Western critics often contrast Sinyavsky with his countryman Aleksandr Solzhenitsyn. Clearly the two men represent diametrically opposed approaches to literature. Solzhenitsyn the novelist has assembled a vast historical archive to authenticate his fictional re-creation of Russia in the years leading up to the Revolution. Sinyavsky is a creator of fantastic fictions, scornful of the pretensions of realism. Solzhenitsyn is the foremost representative of what has been called the authoritarian-nationalist wing of the Russian emigre community, while Sinyavsky is one of the leading figures of the liberal-democratic wing. Many critics, dismayed by Solzhenitsyn’s apparent contempt for Western institutions, have pointed to the grounding of his political program in his Russian Orthodox faith, which they regard as dangerously archaic.

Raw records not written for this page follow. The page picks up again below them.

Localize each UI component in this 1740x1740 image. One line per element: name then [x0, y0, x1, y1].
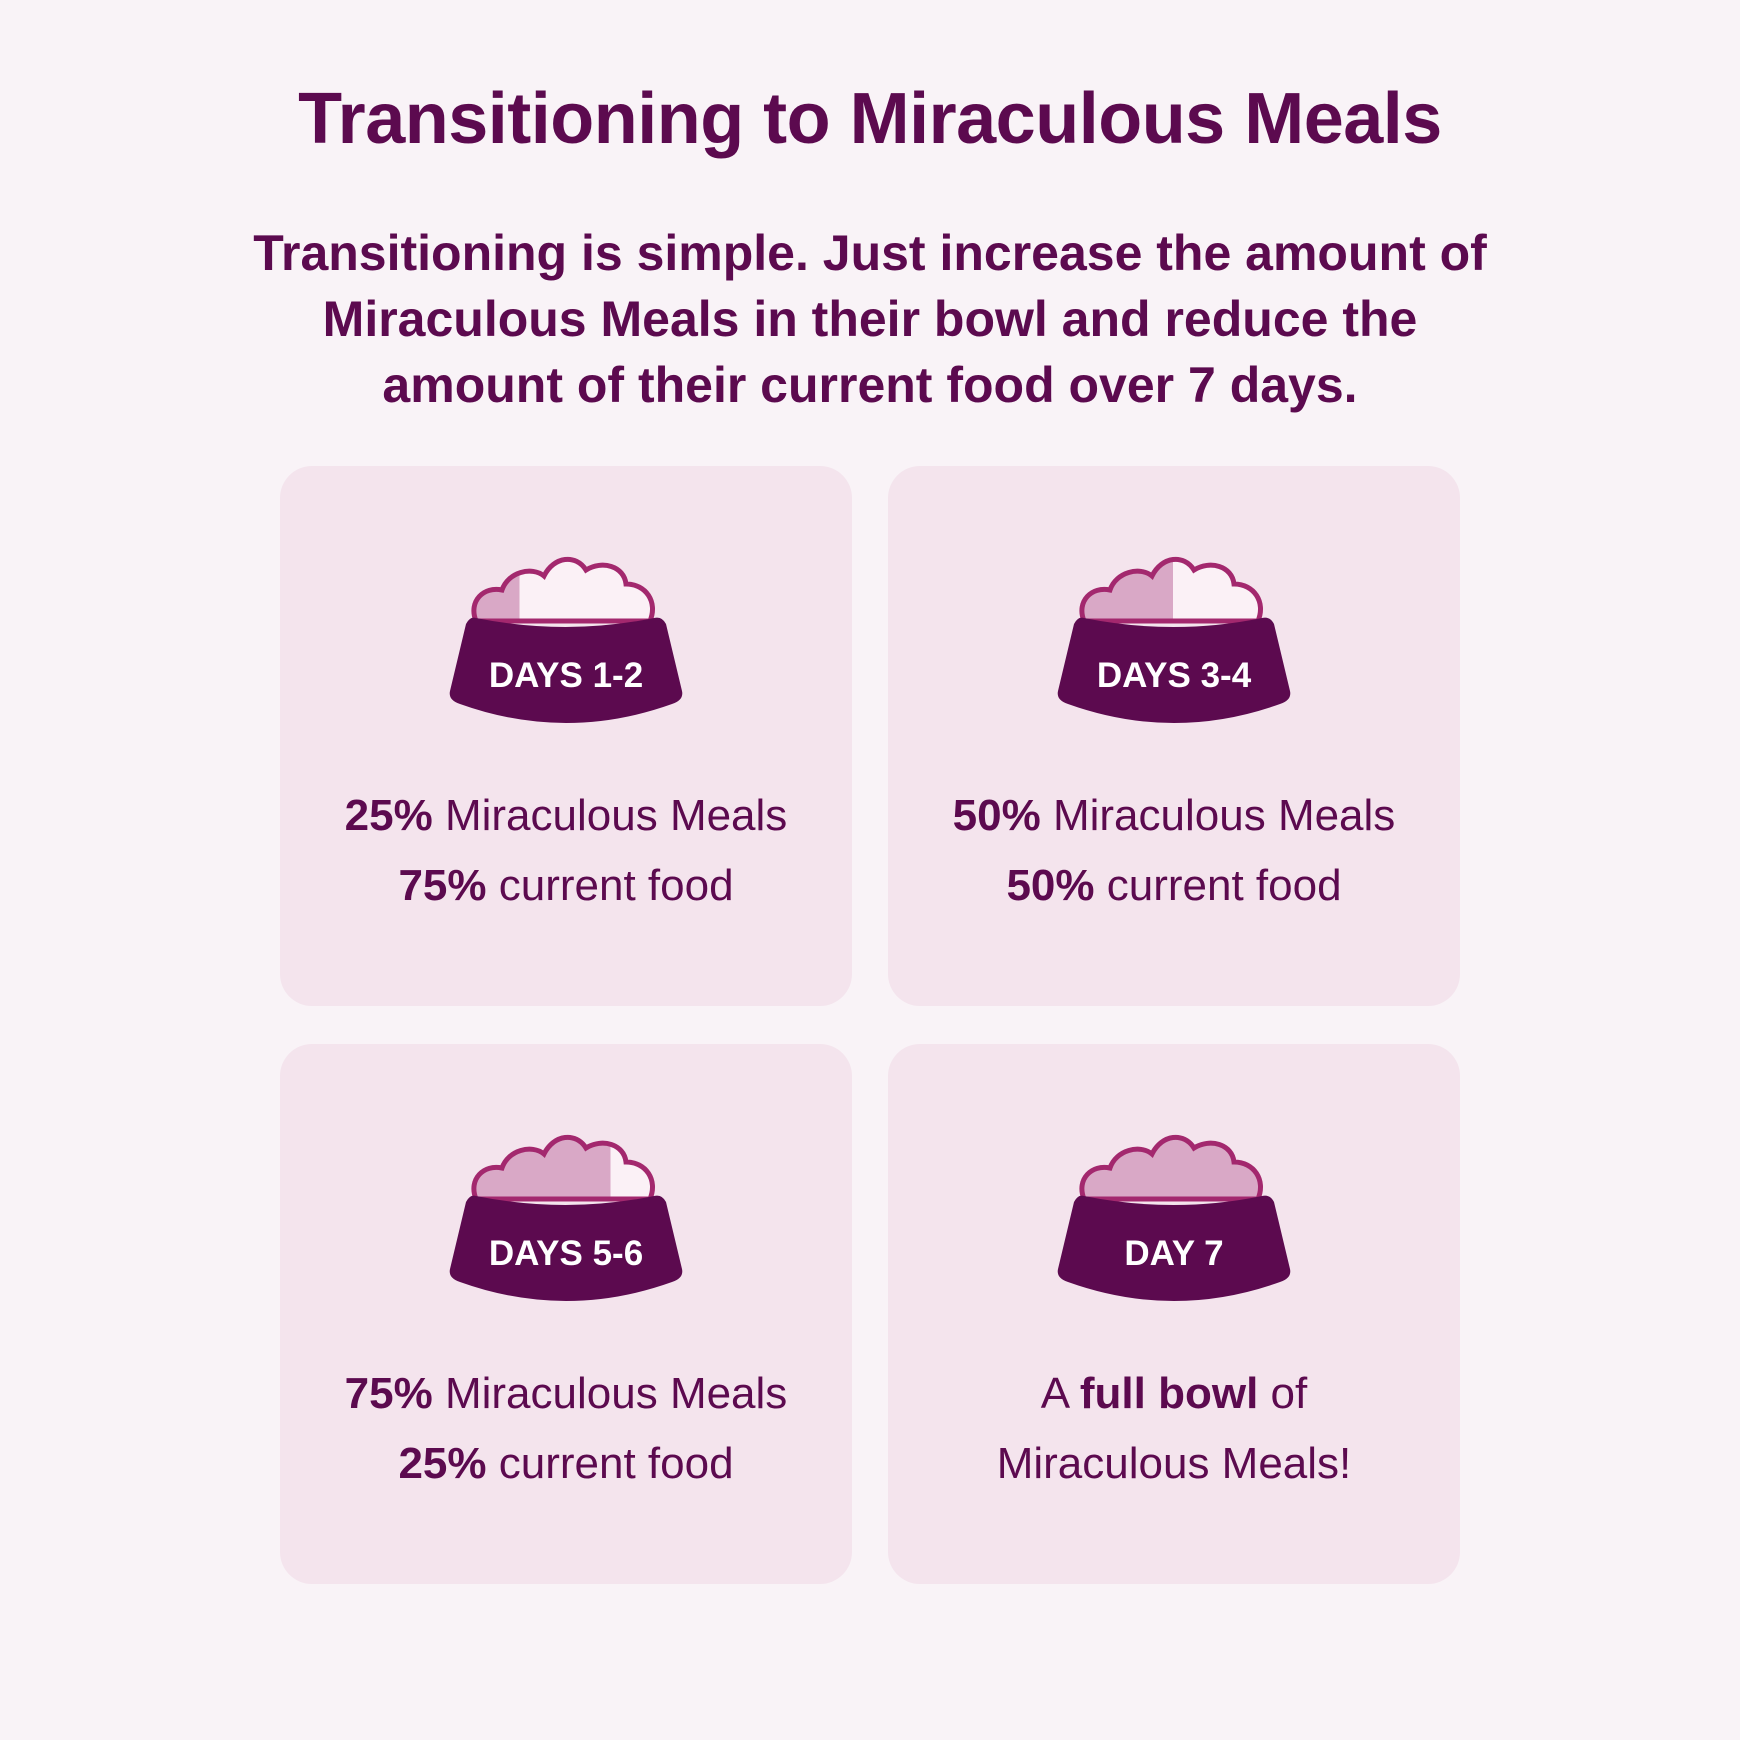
ratio-new-text: Miraculous Meals: [1040, 791, 1396, 840]
ratio-line-new: 75% Miraculous Meals: [280, 1366, 852, 1422]
ratio-new-percent: 25%: [344, 791, 433, 840]
food-bowl-icon: [449, 557, 683, 723]
ratio-line-current: 75% current food: [280, 858, 852, 914]
ratio-new-percent: 50%: [952, 791, 1041, 840]
stage-label: DAYS 1-2: [488, 656, 644, 695]
transition-card-days-3-4: DAYS 3-4 50% Miraculous Meals 50% curren…: [888, 466, 1460, 1006]
page-title: Transitioning to Miraculous Meals: [298, 79, 1442, 159]
food-bowl-icon: [1057, 1135, 1291, 1301]
food-bowl-icon: [449, 1135, 683, 1301]
ratio-current-text: current food: [486, 861, 734, 910]
food-bowl-icon: [1057, 557, 1291, 723]
stage-label: DAYS 3-4: [1096, 656, 1252, 695]
transition-card-days-5-6: DAYS 5-6 75% Miraculous Meals 25% curren…: [280, 1044, 852, 1584]
stage-label: DAY 7: [1124, 1234, 1224, 1273]
ratio-line-new: 50% Miraculous Meals: [888, 788, 1460, 844]
ratio-line-current: 50% current food: [888, 858, 1460, 914]
ratio-current-text: current food: [486, 1439, 734, 1488]
ratio-current-percent: 25%: [398, 1439, 487, 1488]
full-bowl-prefix: A: [1040, 1369, 1080, 1418]
full-bowl-line: A full bowl of: [888, 1366, 1460, 1422]
stage-label: DAYS 5-6: [488, 1234, 644, 1273]
transition-card-days-1-2: DAYS 1-2 25% Miraculous Meals 75% curren…: [280, 466, 852, 1006]
transition-card-day-7: DAY 7 A full bowl of Miraculous Meals!: [888, 1044, 1460, 1584]
ratio-line-new: 25% Miraculous Meals: [280, 788, 852, 844]
ratio-new-percent: 75%: [344, 1369, 433, 1418]
full-bowl-line-2: Miraculous Meals!: [888, 1436, 1460, 1492]
ratio-new-text: Miraculous Meals: [432, 1369, 788, 1418]
ratio-current-percent: 75%: [398, 861, 487, 910]
full-bowl-suffix: of: [1258, 1369, 1308, 1418]
ratio-new-text: Miraculous Meals: [432, 791, 788, 840]
full-bowl-brand: Miraculous Meals!: [996, 1439, 1352, 1488]
ratio-line-current: 25% current food: [280, 1436, 852, 1492]
ratio-current-percent: 50%: [1006, 861, 1095, 910]
full-bowl-strong: full bowl: [1079, 1369, 1259, 1418]
ratio-current-text: current food: [1094, 861, 1342, 910]
intro-text: Transitioning is simple. Just increase t…: [253, 225, 1487, 413]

While there is unquestionably a real basis for the contrast between Solzhenitsyn and Sinyavsky, it is misleading on both sides, particularly with regard to Sinyavsky’s alleged affinities with liberal humanism. In an essay titled “Dissent as a Personal Experience” (Yearbook of Comparative and General Literature, 1982), Sinyavsky defines his position. As a writer, he says, he is in opposition to not only the Soviet government but also his fellow emigres: “I am an enemy—an enemy as such— metaphysically, in principle.” He rejects Solzhenitsyn’s mixture of religion and authoritarian politics, but also—in A Voice from the Chorus as in Unguarded Thoughts—he rejects such dearly held Western notions as “freedom of choice,” “human dignity,” and “the inviolability of the person,” dismissing them as nothing more than cant. In Unguarded Thoughts he writes that truly Christian attitudes and actions are “abnormal,” against human nature; in A Voice from the Chorus, he describes the process of writing as equally abnormal and paradoxical. In some ways, from the viewpoint of secular Western society, Sinyavsky may be more “extreme” than Solzhenitsyn.